Nissen, who was hired in 2016, said he raised concerns with Rush after the Titan’s original hull — made of experimental carbon fiber, which has not been repeatedly proven to withstand the pressures of the deep sea – was compromised after it was struck by lightning during a test mission in 2018. The hull also suffered an unsalvageable crack, Nissen said, and refused to complete another test mission the following year, prompting the i shoot
Lochridge on Tuesday said he also met with Nissen, pointing out how OceanGate was struggling internally as it tried to do business: convincing rich people to pay tens of thousands of dollars to go on deep-sea dives in their submersibles .
“It was all smoke and mirrors,” Lochridge said. “All the social media you see about all these past expeditions, they’ve always had problems with their expeditions.”

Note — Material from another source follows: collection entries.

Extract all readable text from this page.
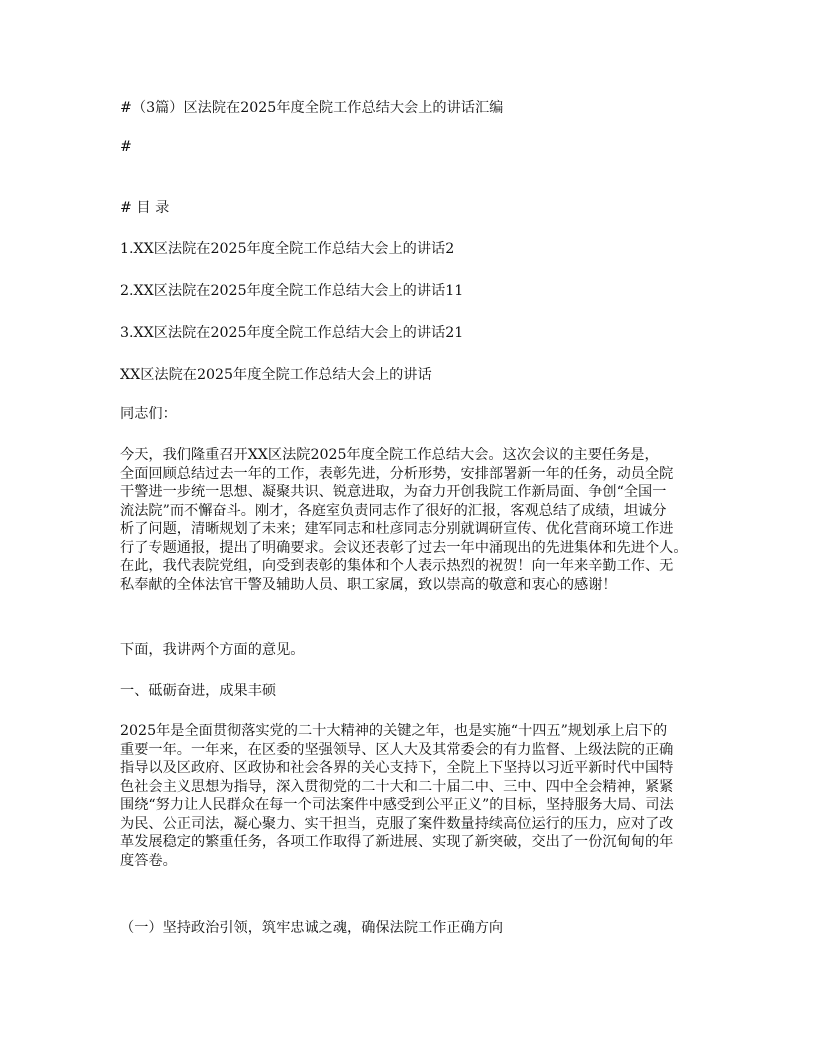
#（3篇）区法院在2025年度全院工作总结大会上的讲话汇编
#
# 目 录
1.XX区法院在2025年度全院工作总结大会上的讲话2
2.XX区法院在2025年度全院工作总结大会上的讲话11
3.XX区法院在2025年度全院工作总结大会上的讲话21
XX区法院在2025年度全院工作总结大会上的讲话
同志们：
今天，我们隆重召开XX区法院2025年度全院工作总结大会。这次会议的主要任务是，
全面回顾总结过去一年的工作，表彰先进，分析形势，安排部署新一年的任务，动员全院
干警进一步统一思想、凝聚共识、锐意进取，为奋力开创我院工作新局面、争创“全国一
流法院”而不懈奋斗。刚才，各庭室负责同志作了很好的汇报，客观总结了成绩，坦诚分
析了问题，清晰规划了未来；建军同志和杜彦同志分别就调研宣传、优化营商环境工作进
行了专题通报，提出了明确要求。会议还表彰了过去一年中涌现出的先进集体和先进个人。
在此，我代表院党组，向受到表彰的集体和个人表示热烈的祝贺！向一年来辛勤工作、无
私奉献的全体法官干警及辅助人员、职工家属，致以崇高的敬意和衷心的感谢！
下面，我讲两个方面的意见。
一、砥砺奋进，成果丰硕
2025年是全面贯彻落实党的二十大精神的关键之年，也是实施“十四五”规划承上启下的
重要一年。一年来，在区委的坚强领导、区人大及其常委会的有力监督、上级法院的正确
指导以及区政府、区政协和社会各界的关心支持下，全院上下坚持以习近平新时代中国特
色社会主义思想为指导，深入贯彻党的二十大和二十届二中、三中、四中全会精神，紧紧
围绕“努力让人民群众在每一个司法案件中感受到公平正义”的目标，坚持服务大局、司法
为民、公正司法，凝心聚力、实干担当，克服了案件数量持续高位运行的压力，应对了改
革发展稳定的繁重任务，各项工作取得了新进展、实现了新突破，交出了一份沉甸甸的年
度答卷。
（一）坚持政治引领，筑牢忠诚之魂，确保法院工作正确方向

The CEO “beats me” on the head during the diving mission
Lochridge recounted a first dangerous dive in the summer of 2016, when Rush piloted another of the company’s submersibles, Cyclops 1, on a trip to visit the Andrea Doria, the Italian ocean liner that is sank off the coast of Massachusetts in 1956 after colliding with another. ship
Lochridge testified Tuesday that he told Rush he shouldn’t be in charge of that trip, but the CEO was adamant. (The submarine gained attention when it was unveiled last year because it used a PlayStation controller to pilot.)

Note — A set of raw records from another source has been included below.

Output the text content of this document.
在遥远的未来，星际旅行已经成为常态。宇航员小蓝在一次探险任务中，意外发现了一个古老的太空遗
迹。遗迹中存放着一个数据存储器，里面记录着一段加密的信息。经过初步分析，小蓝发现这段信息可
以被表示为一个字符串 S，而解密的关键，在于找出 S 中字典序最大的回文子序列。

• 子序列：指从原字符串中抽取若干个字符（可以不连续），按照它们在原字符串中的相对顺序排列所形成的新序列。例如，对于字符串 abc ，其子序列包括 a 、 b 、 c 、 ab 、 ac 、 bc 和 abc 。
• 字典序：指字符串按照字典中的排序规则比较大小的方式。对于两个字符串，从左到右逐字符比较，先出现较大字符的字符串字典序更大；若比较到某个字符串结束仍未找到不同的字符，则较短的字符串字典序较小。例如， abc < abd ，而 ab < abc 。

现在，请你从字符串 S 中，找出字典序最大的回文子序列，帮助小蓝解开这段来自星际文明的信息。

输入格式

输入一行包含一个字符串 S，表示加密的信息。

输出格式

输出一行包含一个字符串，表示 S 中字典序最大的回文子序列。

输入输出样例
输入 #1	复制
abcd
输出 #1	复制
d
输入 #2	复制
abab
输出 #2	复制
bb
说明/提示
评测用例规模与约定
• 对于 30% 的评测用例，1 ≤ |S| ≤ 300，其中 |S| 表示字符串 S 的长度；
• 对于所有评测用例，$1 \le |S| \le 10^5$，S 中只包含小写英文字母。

With three paying customers aboard the Cyclops 1 during that trip, Rush piloted the vessel recklessly, Lochridge testified.
“”Don’t tell me what to do,” Rush said, according to Lochridge.
Rush then piloted the sub directly toward the decaying ocean liner.
“He decided to go straight to the wreck,” Lochridge said, adding: “He just hit the bottom” and “basically drove full speed.”
“Every time I went to take the controller from him, he pushed it further and further,” Lochridge said.
One of the passengers was in tears, Lochridge said, adding that Rush only relinquished control when a passenger screamed.
Upset, Rush threw the PlayStation controller and “hit me on the side of my head,” Lochridge said.
Ultimately, Lochridge said, he discovered the controller, which had a missing button, and repaired it before piloting the Cyclops 1, which saw some damage, back up.
Once safe, the passengers cheered Lochridge, he said.
“I embarrassed him in front of the customers. He wasn’t happy,” Lochridge said of Rush. “I knew it was a turning point in our relationship.”
After Lochridge’s dismissal, OceanGate sued him in 2018, alleging breach of contract, including violating the terms of his contractual employment by discussing confidential information with other employees and representatives of the Health Administration and Occupational Safety.
Lochridge filed a lawsuit against OceanGate. The two sides later settled their dispute out of court.
Lochridge explained on Tuesday that instead of paying money to OceanGate as part of a settlement, he signed a non-disclosure agreement; he has been unable to speak freely about his employment until now, when the Coast Guard subpoenaed him.
Pursuing a counterclaim “wasn’t going anywhere,” Lochridge said, and his wife and he realized “that was causing more hurt for us.”